No Brasil, essa classe de medicamentos é amplamente utilizada pelas mulheres em idade fértil. Segundo dados do Ministério da Saúde, em 2019 foram distribuídas mais de 15 milhões de cartelas de anticoncepcionais combinados no país.
O levonorgestrel é um hormônio sintético que age como progestágeno, enquanto o estrogênio é um hormônio feminino natural. Juntos, eles inibem a ovulação e tornam o muco cervical mais espesso, dificultando a passagem dos espermatozoides.
Além da contracepção, os anticoncepcionais combinados também podem ser utilizados para tratar condições como dismenorreia (cólicas menstruais), síndrome dos ovários policísticos e endometriose.
No entanto, assim como qualquer medicamento, os anticoncepcionais combinados apresentam riscos e efeitos colaterais. Mulheres fumantes com mais de 35 anos ou com histórico pessoal ou familiar de trombose venosa profunda devem evitar o uso desses medicamentos.
Outros possíveis efeitos colaterais incluem náuseas, dor de cabeça, alterações no humor e na libido, aumento do risco de câncer de mama em mulheres com histórico familiar da doença e aumento do risco de trombose arterial em mulheres com fatores predisponentes.

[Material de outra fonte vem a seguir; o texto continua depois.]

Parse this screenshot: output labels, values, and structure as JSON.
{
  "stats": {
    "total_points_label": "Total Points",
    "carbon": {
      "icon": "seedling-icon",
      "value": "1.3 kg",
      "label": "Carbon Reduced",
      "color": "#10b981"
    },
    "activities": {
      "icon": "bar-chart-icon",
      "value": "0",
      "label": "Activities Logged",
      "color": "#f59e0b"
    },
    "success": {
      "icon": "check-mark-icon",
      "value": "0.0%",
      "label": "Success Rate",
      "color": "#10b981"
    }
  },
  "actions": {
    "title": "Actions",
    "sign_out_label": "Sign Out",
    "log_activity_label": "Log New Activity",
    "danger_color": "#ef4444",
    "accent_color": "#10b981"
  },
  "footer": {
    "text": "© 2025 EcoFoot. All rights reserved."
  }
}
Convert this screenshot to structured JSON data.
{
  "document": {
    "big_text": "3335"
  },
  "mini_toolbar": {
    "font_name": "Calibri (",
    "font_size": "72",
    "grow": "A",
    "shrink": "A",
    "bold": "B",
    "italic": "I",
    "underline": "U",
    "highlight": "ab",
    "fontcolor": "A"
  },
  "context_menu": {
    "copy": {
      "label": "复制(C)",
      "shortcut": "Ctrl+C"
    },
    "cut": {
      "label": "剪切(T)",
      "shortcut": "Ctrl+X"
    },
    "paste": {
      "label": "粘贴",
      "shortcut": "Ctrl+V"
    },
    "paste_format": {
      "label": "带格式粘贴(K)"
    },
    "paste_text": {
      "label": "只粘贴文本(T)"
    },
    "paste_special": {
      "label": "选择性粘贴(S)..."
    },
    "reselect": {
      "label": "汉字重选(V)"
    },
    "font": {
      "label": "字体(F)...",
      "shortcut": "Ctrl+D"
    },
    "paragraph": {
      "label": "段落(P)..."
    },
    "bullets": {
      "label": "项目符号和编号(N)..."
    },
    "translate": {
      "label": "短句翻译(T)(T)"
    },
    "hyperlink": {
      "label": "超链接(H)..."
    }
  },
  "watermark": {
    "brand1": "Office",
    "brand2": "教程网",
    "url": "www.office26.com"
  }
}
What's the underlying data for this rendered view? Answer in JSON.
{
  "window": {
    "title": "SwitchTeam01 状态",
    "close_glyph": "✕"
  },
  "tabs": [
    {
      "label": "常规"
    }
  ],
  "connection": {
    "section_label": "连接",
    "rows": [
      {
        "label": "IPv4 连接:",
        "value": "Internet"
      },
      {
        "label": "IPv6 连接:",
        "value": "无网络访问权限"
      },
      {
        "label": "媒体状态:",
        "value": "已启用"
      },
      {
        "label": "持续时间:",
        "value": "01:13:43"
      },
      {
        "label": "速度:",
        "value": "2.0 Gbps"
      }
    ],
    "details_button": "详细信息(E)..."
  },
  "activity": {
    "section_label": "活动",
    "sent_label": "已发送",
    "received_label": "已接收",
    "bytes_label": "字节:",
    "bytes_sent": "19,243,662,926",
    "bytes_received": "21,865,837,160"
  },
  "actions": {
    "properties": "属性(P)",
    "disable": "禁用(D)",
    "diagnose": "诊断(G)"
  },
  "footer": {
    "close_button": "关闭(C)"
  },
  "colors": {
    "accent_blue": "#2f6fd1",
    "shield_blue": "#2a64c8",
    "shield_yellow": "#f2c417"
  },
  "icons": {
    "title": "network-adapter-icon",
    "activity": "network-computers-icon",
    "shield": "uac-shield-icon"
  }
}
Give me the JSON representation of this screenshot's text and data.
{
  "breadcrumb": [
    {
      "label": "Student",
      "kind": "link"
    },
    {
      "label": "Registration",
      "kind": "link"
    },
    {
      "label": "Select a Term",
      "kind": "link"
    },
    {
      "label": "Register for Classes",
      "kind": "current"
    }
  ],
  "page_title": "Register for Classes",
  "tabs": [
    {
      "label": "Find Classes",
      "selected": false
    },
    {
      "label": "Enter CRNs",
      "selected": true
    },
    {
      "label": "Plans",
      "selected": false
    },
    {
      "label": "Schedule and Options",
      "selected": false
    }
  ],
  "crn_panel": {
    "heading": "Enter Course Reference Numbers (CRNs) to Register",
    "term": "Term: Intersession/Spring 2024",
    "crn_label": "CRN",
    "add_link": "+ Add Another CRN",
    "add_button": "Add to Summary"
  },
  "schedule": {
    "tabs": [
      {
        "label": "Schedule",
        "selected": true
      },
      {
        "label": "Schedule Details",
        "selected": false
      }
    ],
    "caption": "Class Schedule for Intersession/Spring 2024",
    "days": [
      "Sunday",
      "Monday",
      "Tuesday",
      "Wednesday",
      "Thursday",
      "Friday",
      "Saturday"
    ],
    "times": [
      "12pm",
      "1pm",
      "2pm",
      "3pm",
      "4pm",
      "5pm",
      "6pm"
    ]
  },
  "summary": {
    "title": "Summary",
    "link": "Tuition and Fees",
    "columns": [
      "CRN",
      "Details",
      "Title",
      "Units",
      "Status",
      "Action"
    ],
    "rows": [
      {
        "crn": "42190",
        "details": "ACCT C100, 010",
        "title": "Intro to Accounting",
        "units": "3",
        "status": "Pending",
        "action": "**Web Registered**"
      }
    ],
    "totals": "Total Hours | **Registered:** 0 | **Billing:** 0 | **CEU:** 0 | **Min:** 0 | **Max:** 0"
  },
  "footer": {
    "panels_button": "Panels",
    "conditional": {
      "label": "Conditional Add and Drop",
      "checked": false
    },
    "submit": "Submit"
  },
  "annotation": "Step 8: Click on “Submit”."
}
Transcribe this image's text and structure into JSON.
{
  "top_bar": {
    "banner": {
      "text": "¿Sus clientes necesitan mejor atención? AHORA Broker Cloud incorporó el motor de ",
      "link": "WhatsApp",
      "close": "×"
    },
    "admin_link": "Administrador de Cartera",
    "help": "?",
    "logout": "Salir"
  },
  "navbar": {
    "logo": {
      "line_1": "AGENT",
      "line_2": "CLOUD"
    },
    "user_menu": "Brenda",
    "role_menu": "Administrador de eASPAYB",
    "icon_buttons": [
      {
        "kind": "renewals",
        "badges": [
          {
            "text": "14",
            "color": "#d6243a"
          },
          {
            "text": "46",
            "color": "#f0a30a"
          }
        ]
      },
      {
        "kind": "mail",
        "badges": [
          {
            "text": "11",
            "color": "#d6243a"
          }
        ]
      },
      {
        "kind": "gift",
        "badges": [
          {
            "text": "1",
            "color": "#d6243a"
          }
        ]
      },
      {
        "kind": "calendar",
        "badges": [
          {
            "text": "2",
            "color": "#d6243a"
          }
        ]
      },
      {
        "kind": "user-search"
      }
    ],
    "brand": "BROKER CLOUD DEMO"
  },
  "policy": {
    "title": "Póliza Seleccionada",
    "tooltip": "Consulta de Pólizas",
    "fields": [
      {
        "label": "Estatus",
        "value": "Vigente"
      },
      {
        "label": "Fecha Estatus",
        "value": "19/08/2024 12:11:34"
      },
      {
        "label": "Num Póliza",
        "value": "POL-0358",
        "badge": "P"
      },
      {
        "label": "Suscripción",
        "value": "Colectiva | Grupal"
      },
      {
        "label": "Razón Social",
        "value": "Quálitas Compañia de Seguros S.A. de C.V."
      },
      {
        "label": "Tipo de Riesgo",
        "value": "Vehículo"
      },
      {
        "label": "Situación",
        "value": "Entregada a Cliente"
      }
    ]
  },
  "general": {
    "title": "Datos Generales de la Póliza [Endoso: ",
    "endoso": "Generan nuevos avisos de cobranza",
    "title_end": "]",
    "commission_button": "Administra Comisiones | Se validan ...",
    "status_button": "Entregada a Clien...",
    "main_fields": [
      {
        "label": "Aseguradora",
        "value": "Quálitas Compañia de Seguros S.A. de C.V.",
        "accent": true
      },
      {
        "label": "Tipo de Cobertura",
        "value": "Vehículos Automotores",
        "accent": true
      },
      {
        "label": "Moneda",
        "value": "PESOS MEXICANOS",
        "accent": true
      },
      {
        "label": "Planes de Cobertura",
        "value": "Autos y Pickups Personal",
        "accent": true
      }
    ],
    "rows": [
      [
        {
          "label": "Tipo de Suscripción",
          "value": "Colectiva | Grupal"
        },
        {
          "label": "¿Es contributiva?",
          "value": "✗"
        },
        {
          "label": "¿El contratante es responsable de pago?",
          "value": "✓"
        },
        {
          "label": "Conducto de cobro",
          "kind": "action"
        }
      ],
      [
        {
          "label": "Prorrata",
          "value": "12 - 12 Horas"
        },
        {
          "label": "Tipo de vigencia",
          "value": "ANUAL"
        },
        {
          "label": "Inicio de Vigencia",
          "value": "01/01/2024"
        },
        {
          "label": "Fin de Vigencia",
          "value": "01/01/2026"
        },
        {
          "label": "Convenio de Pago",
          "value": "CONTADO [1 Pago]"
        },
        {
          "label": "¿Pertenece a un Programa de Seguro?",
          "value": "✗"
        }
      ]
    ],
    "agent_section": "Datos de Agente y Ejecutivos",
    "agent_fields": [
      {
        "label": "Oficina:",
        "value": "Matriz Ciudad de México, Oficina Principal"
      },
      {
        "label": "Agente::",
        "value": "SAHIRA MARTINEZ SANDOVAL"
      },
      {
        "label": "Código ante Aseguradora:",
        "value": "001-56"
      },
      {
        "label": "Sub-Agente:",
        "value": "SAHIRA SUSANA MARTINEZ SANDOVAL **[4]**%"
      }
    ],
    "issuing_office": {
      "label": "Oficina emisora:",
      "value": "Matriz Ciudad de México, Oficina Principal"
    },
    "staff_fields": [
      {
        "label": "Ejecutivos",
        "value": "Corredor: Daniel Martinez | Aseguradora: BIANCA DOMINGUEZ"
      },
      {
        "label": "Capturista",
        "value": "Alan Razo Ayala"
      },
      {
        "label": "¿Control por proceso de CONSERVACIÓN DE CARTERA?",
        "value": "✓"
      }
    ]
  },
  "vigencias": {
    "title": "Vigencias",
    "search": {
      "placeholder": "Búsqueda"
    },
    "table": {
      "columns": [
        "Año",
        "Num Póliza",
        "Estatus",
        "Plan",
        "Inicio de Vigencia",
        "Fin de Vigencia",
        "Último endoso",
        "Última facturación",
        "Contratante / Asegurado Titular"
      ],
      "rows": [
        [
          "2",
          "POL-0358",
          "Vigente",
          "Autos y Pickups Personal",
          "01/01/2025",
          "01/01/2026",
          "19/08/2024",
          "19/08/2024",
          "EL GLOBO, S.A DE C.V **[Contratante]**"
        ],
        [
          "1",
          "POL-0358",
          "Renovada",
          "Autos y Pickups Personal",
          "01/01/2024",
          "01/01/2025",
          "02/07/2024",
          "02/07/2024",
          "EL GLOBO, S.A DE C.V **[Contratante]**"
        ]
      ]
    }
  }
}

Por isso é importante que o uso de anticoncepcionais combinados seja sempre orientado por um profissional de saúde, que irá avaliar o histórico médico da paciente e indicar a melhor opção de contracepção para cada caso.
Em resumo, o grupo ATC G03FA11 é composto por medicamentos que contêm a combinação de levonorgestrel e estrogênio, utilizados como contraceptivos orais. Esses medicamentos são amplamente utilizados no Brasil, mas apresentam riscos e efeitos colaterais que devem ser considerados antes do seu uso. O acompanhamento médico é fundamental para garantir a segurança e eficácia desses medicamentos.